L’Exploration de l’Afrique, une entreprise très littéraire [2/6]
Jean de la Guérivière
La confrontation
de ces deux fortes personnalités inspire encore les auteurs anglo-saxons de nos
jours. À preuve le « roman » Burton et Speke aux sources du Nil de
l’écrivain et scénariste américain William Harrison et le film Aux sources du
Nil que Bob Rafelson en tira l’année même de sa traduction en français(1990).
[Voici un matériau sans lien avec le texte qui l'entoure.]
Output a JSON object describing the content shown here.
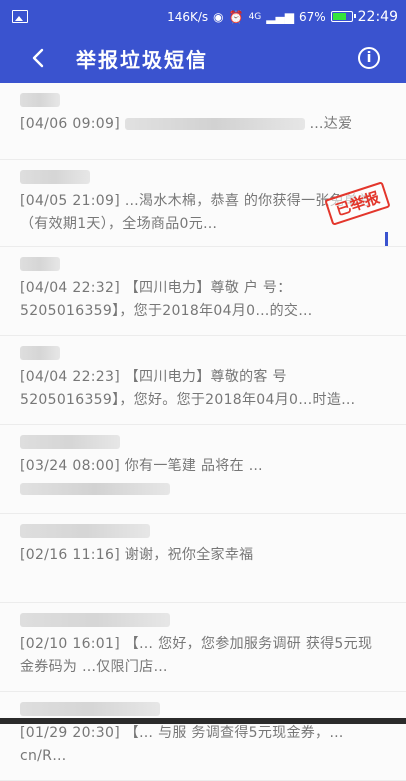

Ce faisant Rafelson renouait avec un genre dans lequel l’Américain Henry King
s’était déjà illustré en 1939 avec Stanley et Livingstone dont Spencer Tracy
fut un des acteurs.
C’est aussi un
ressort romanesque, celui de la quête d’un grand homme disparu, qu’utilisa
Henry Morton Stanley dans son récit Comment j’ai retrouvé Livingstone, avec la
question fameuse - « Le docteur Livingstone, je présume ? » - sobrement
posée par l’Américain alors qu’il retrouve le Britannique au bord du lac
Tanganyika en novembre 1871, après des mois de recherche. La traduction
française de cette épopée parut en 1874 chez Hachette, l’éditeur habituel des
principaux récits d’exploration. Signées par Émile Bayard et quelques autres,
des illustrations très réussies accompagnaient le texte et contribuèrent à
installer ces ouvrages dans beaucoup de bibliothèques familiales, à côté des Jules
Verne, auteur qui fréquenta lui-même les explorateurs à la Société de
Géographie de Paris.
Brazza et
Stanley avancèrent vers le cœur du continent mais pas par n’importe où : par la
forêt équatoriale, archétype de l’hostilité de la nature pour l’homme. En 1887,
quand il s’extirpe enfin de « la grande forêt qui nous avait si longtemps
ensevelis », Stanley s’écrit : « C’était la délivrance tant attendue,
c’était notre sortie des ténèbres ». Douze ans plus tard, justement, un
véritable écrivain, Joseph Conrad, intitule Cœur des ténèbres le roman qui
enfonce le lecteur dans un pays où « l’énorme fleuve coule comme un immense
serpent déroulé » en lui donnant le sentiment de « pénétrer dans le
cercle hostile de je ne sais quel enfer ».